Literature in the common core (Yay!)

Kentucky has had a long, wobbly relationship with literature. The 1994 Content Guidelines did not specify any novels, plays, or poems students should know. The first Core Content included authors students should know, but later revisions dropped the authors while keeping impressive lists of composers, painters, sculptors, and other artists. I've cheered each inclusive round and objected to each round of deletions.

Reading through the new draft standards for English/language arts, I'm delighted.

The level-by-level "illustrative texts for narrative, drama, and poetry" caught my eye first. Eastman's Are You My Mother leads the kindergarten list, and Dickinson's "Because I Could Not Stop For Death" finishes the list for grade 11 and career and college readiness.

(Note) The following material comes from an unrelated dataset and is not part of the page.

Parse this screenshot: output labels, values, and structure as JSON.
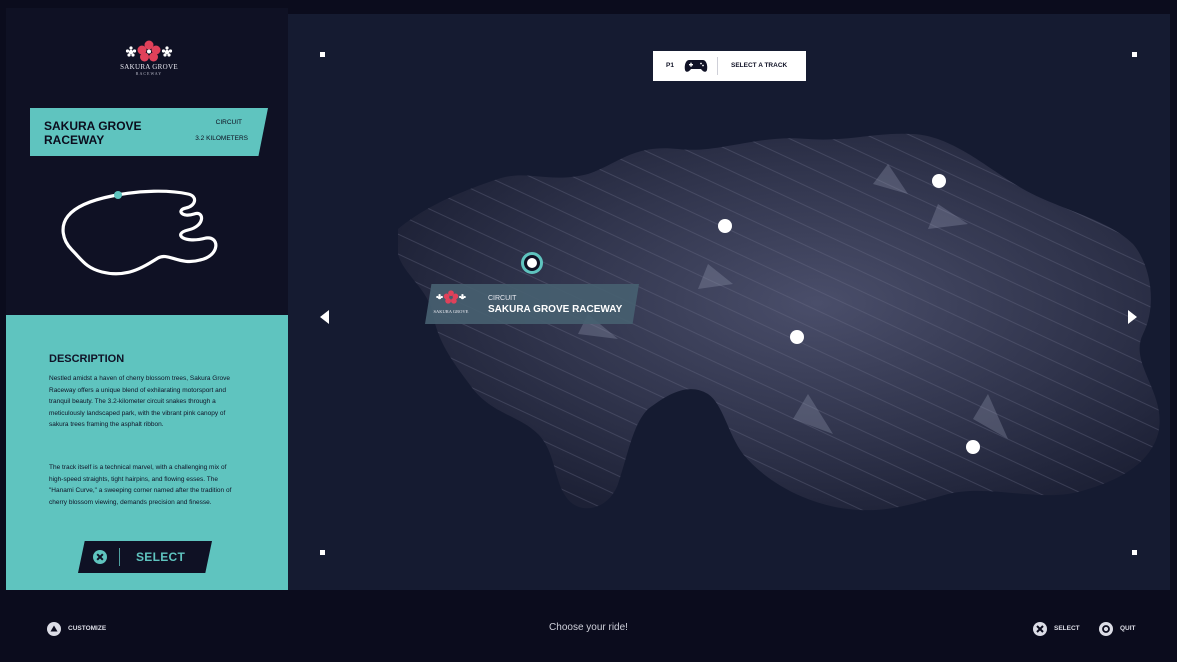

Further down, a longer "exemplar" section includes poetry from "Paul Revere's Ride" and "Captain, O My Captain," to "I, Too" and "Stopping by Woods on a Snowy Evening." In the short, sweet election of other poems, I especially enjoyed spotting "The Jumblies," a truly great tale of adventure and whimsy.

The drama includes Midsummer Night's Dream and Master Harold and the Boys, and the narratives include Pride and Prejudice, The Adventures of Tom Sawyer, and Their Eyes were Watching God. For younger readers, there's a range from Little Bear to Little Women.

These lists do not, at least officially, mean students have to read those works in the years where they're listed. The draft says:
The following text samples primarily serve to exemplify the level of complexity and quality that the Standards require all students in a given grade band to engage with while additionally suggesting the breadth of text types that students should encounter. The choices should serve as useful guideposts in helping educators select texts of similar complexity, quality, and breadth for their own classrooms.
And yet, those guideposts are going to be hard to bypass. There's flexibility there to prefer a different Austen novel or a different Seuss book, and the lists are short enough to leave room for quite a few additional works, but there's nothing to match the depth Shakespeare or the cultural resonance of Frost and Hughes. Most of all, the central expectation that students will have a fluent sense of how and why to engage great literature is going to matter as these standards move into classroom use.